Regrettez-vous que la France soit toujours en retard sur la domiciliation de fonds ?
Le Luxembourg et l’Irlande, notamment, sont très compétitifs et ont pris un temps d’avance sur nous en ce qui concerne la domiciliation des fonds. Même s’il faut se réjouir que les compétences, et notamment la gestion financière, soient logées chez nous, vu le nombre de sociétés de gestion en France, cela reste un point d’attention pour l’Autorité des marchés financiers (AMF). Nous devons nous questionner en permanence sur notre agilité en tant que régulateur. Il ne s’agit pas de jouer au moins-disant réglementaire, ce n’est pas notre ADN. Mais nous devons nous « benchmarker » régulièrement. Notre marque de fabrique est de jouer un rôle positif pour le secteur, tout en étant exigeants : l’enjeu principal reste la protection des investisseurs.

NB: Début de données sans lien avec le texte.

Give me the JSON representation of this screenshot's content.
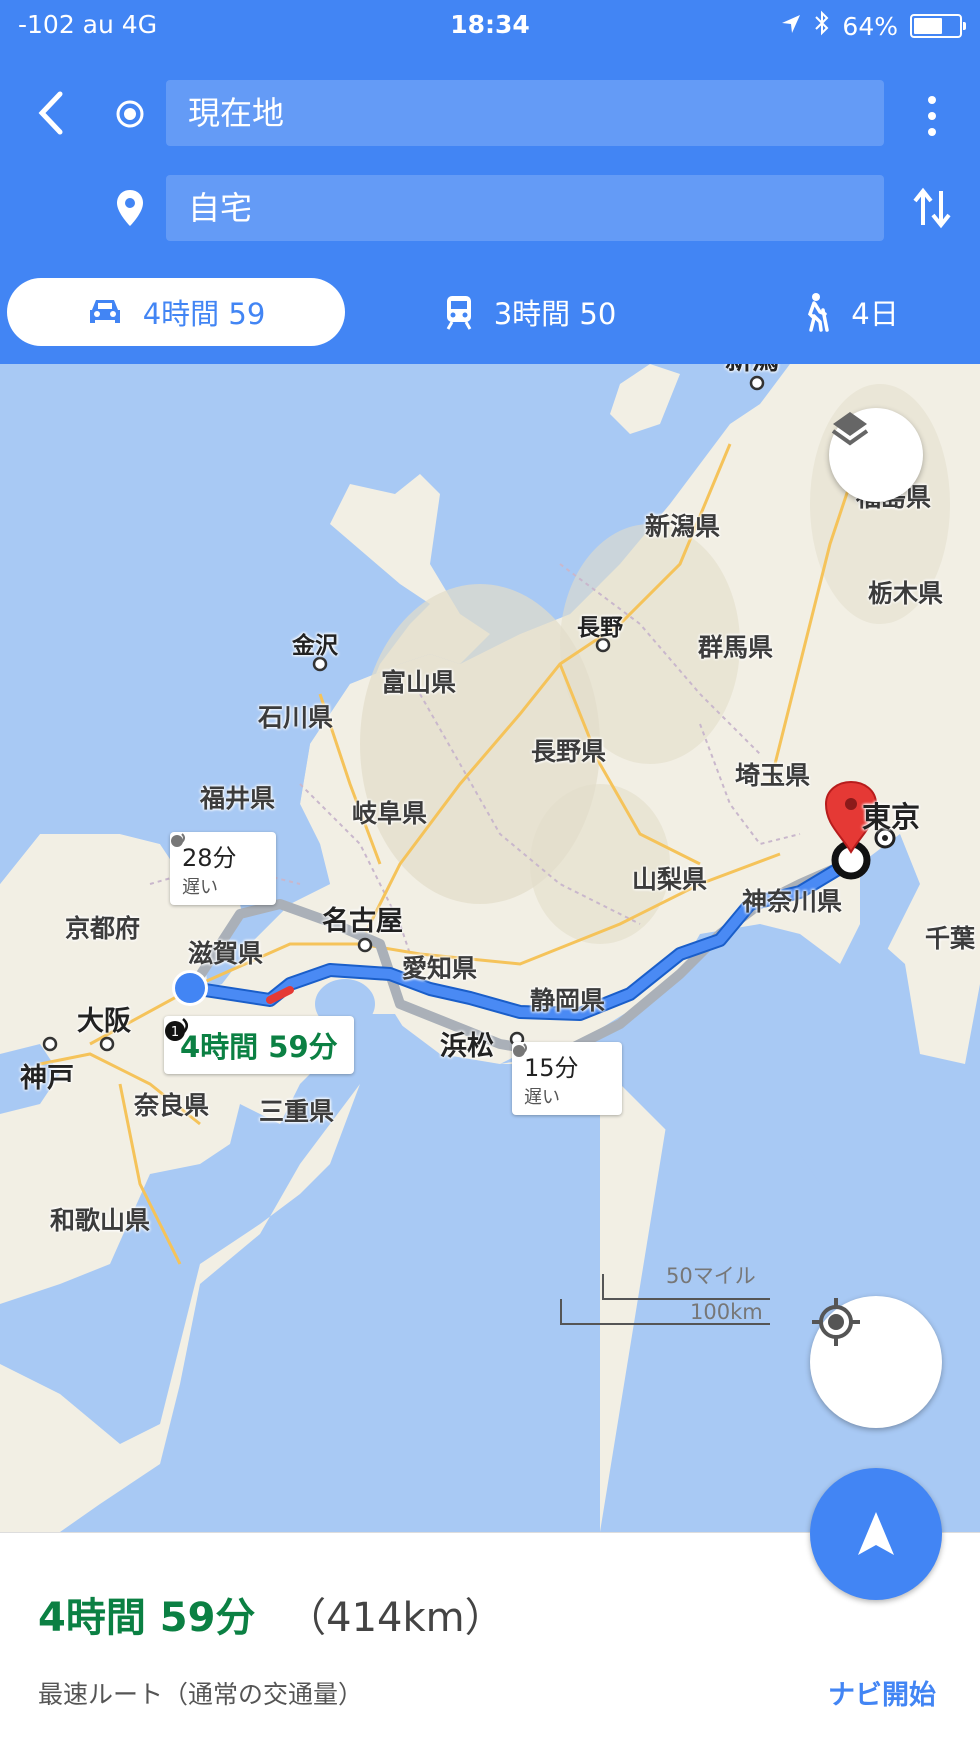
{
  "status_bar": {
    "carrier": "-102 au  4G",
    "time": "18:34",
    "battery": "64%",
    "battery_level": 0.64
  },
  "search": {
    "origin": "現在地",
    "destination": "自宅"
  },
  "modes": [
    {
      "icon": "car-icon",
      "label": "4時間 59",
      "active": true
    },
    {
      "icon": "train-icon",
      "label": "3時間 50",
      "active": false
    },
    {
      "icon": "walk-icon",
      "label": "4日",
      "active": false
    }
  ],
  "map": {
    "labels": {
      "niigata_city": "新潟",
      "fukushima": "福島県",
      "niigata_pref": "新潟県",
      "tochigi": "栃木県",
      "kanazawa": "金沢",
      "nagano_city": "長野",
      "gunma": "群馬県",
      "toyama": "富山県",
      "ishikawa": "石川県",
      "nagano_pref": "長野県",
      "saitama": "埼玉県",
      "fukui": "福井県",
      "gifu": "岐阜県",
      "tokyo": "東京",
      "yamanashi": "山梨県",
      "kyoto": "京都府",
      "nagoya": "名古屋",
      "kanagawa": "神奈川県",
      "chiba": "千葉",
      "shiga": "滋賀県",
      "aichi": "愛知県",
      "shizuoka": "静岡県",
      "osaka": "大阪",
      "hamamatsu": "浜松",
      "kobe": "神戸",
      "nara": "奈良県",
      "mie": "三重県",
      "wakayama": "和歌山県"
    },
    "alt_route_1": {
      "time": "28分",
      "note": "遅い"
    },
    "alt_route_2": {
      "time": "15分",
      "note": "遅い"
    },
    "main_route_label": "4時間 59分",
    "scale": {
      "miles": "50マイル",
      "km": "100km"
    }
  },
  "summary": {
    "duration": "4時間 59分",
    "distance": "（414km）",
    "description": "最速ルート（通常の交通量）",
    "start_nav": "ナビ開始"
  },
  "colors": {
    "header": "#4285f4",
    "route": "#4a8af4",
    "duration_green": "#0b8043"
  }
}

Au niveau européen, les règles du jeu sont connues et harmonisées. Commercialiser un fonds luxembourgeois ou irlandais repose a priori sur les mêmes obligations que pour un fonds de droit français. Ce sont les règles du passeport européen. Si un autre régulateur accorde ce passeport à un fonds étranger, nous ne pouvons plus intervenir, à part sur la documentation de commercialisation. Mais nous devons nous assurer que, s’il y a des différences de pratiques ou d’exigences, l’investisseur en soit bien informé. La convergence des pratiques de régulation est donc essentielle. Je ne vous cache pas qu’il y a eu parfois des discussions « animées » au sein de l’Autorité européenne des marchés financiers (Esma) lors de nos peer reviews.

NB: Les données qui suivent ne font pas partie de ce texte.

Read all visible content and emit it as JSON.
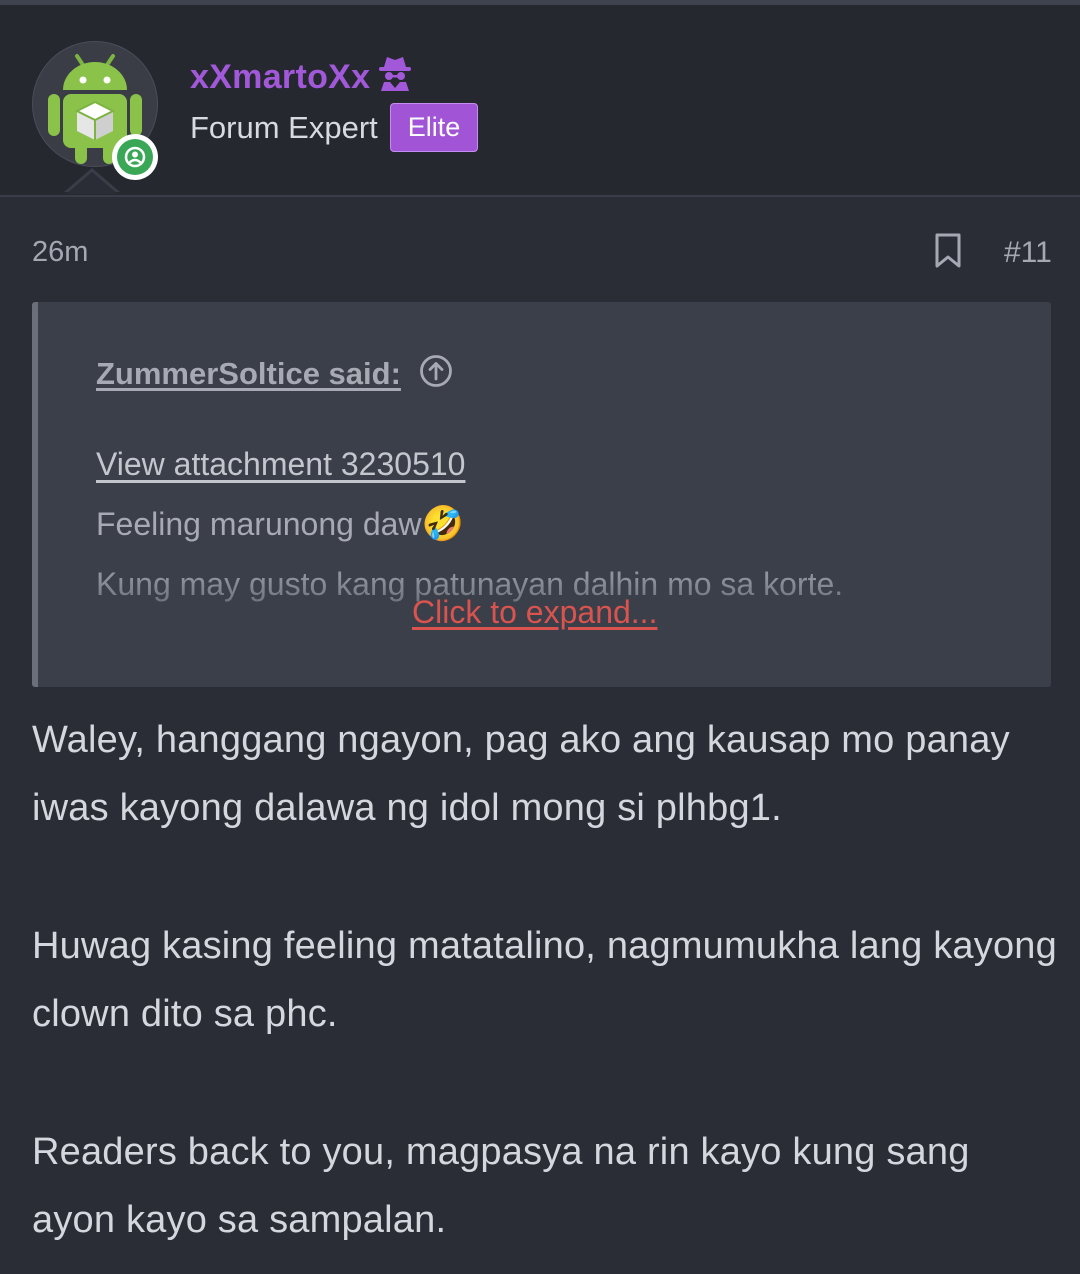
{
  "author": {
    "username": "xXmartoXx",
    "user_title": "Forum Expert",
    "badge": "Elite",
    "username_color": "#a259d9",
    "badge_color": "#a155d6",
    "status": "online",
    "username_icon": "spy-icon"
  },
  "post": {
    "time": "26m",
    "number": "#11",
    "bookmark_icon": "bookmark-icon"
  },
  "quote": {
    "author": "ZummerSoltice said:",
    "attachment": "View attachment 3230510",
    "lines": [
      "Feeling marunong daw",
      "Kung may gusto kang patunayan dalhin mo sa korte."
    ],
    "line_emoji": "🤣",
    "expand": "Click to expand...",
    "expand_color": "#d9534f"
  },
  "body": {
    "paragraphs": [
      "Waley, hanggang ngayon, pag ako ang kausap mo panay iwas kayong dalawa ng idol mong si plhbg1.",
      "Huwag kasing feeling matatalino, nagmumukha lang kayong clown dito sa phc.",
      "Readers back to you, magpasya na rin kayo kung sang ayon kayo sa sampalan."
    ]
  }
}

N’est-ce pas une bataille perdue ?
Il est vrai qu’au début des années 2000 nous étions le premier pays européen en termes de domiciliation de fonds et nous avons perdu des parts de marché en Europe. Le Luxembourg et l’Irlande ont su se positionner sur la « marque » OPCVM, notamment pour la distribution transfrontière. Le marché français reste cependant dynamique et, en 2023, nous avons repassé la barre des 12.000 fonds, avec une croissance de 3 % en nombre de supports. Je pense encore une fois qu’en nous questionnant sur notre compétitivité, nous pouvons éviter le phénomène de rémanence lié à la réputation de certains pays. On évoque souvent les sujets fiscaux mais ce n’est pas si évident. Il y a, par exemple, la taxe d’abonnement au Luxembourg, qui est tout de même de cinq points de base par an pour les parts et qui n’a pas d’équivalent en France. La fiscalité des particuliers sur les rendements est en outre liée à leur propre domiciliation, pas à celle des fonds.
Pourquoi considérez-vous qu’il faut maintenir le système des rétrocommissions (inducements) alors que Bruxelles souhaiterait les supprimer ?
C’est un sujet politique qui va faire l’objet dans les prochaines semaines d’une proposition de la Commission européenne dans le cadre de la Retail Investment Strategy. Il sera ensuite débattu au Parlement et au Conseil. Très peu de pays ont adopté en Europe la suppression des rétrocessions : le Royaume-Uni, mais qui ne fait plus partie de l’Union comme chacun sait, et les Pays-Bas. Si supprimer les rétrocessions était la pierre philosophale, tout le monde l’aurait déjà fait. L’idée est extrêmement séduisante, mais elle n’offre aucune garantie en matière d’amélioration de la situation de l’investisseur en termes, à la fois, de transparence et de coûts de son épargne, et de qualité de conseil comme d’accessibilité.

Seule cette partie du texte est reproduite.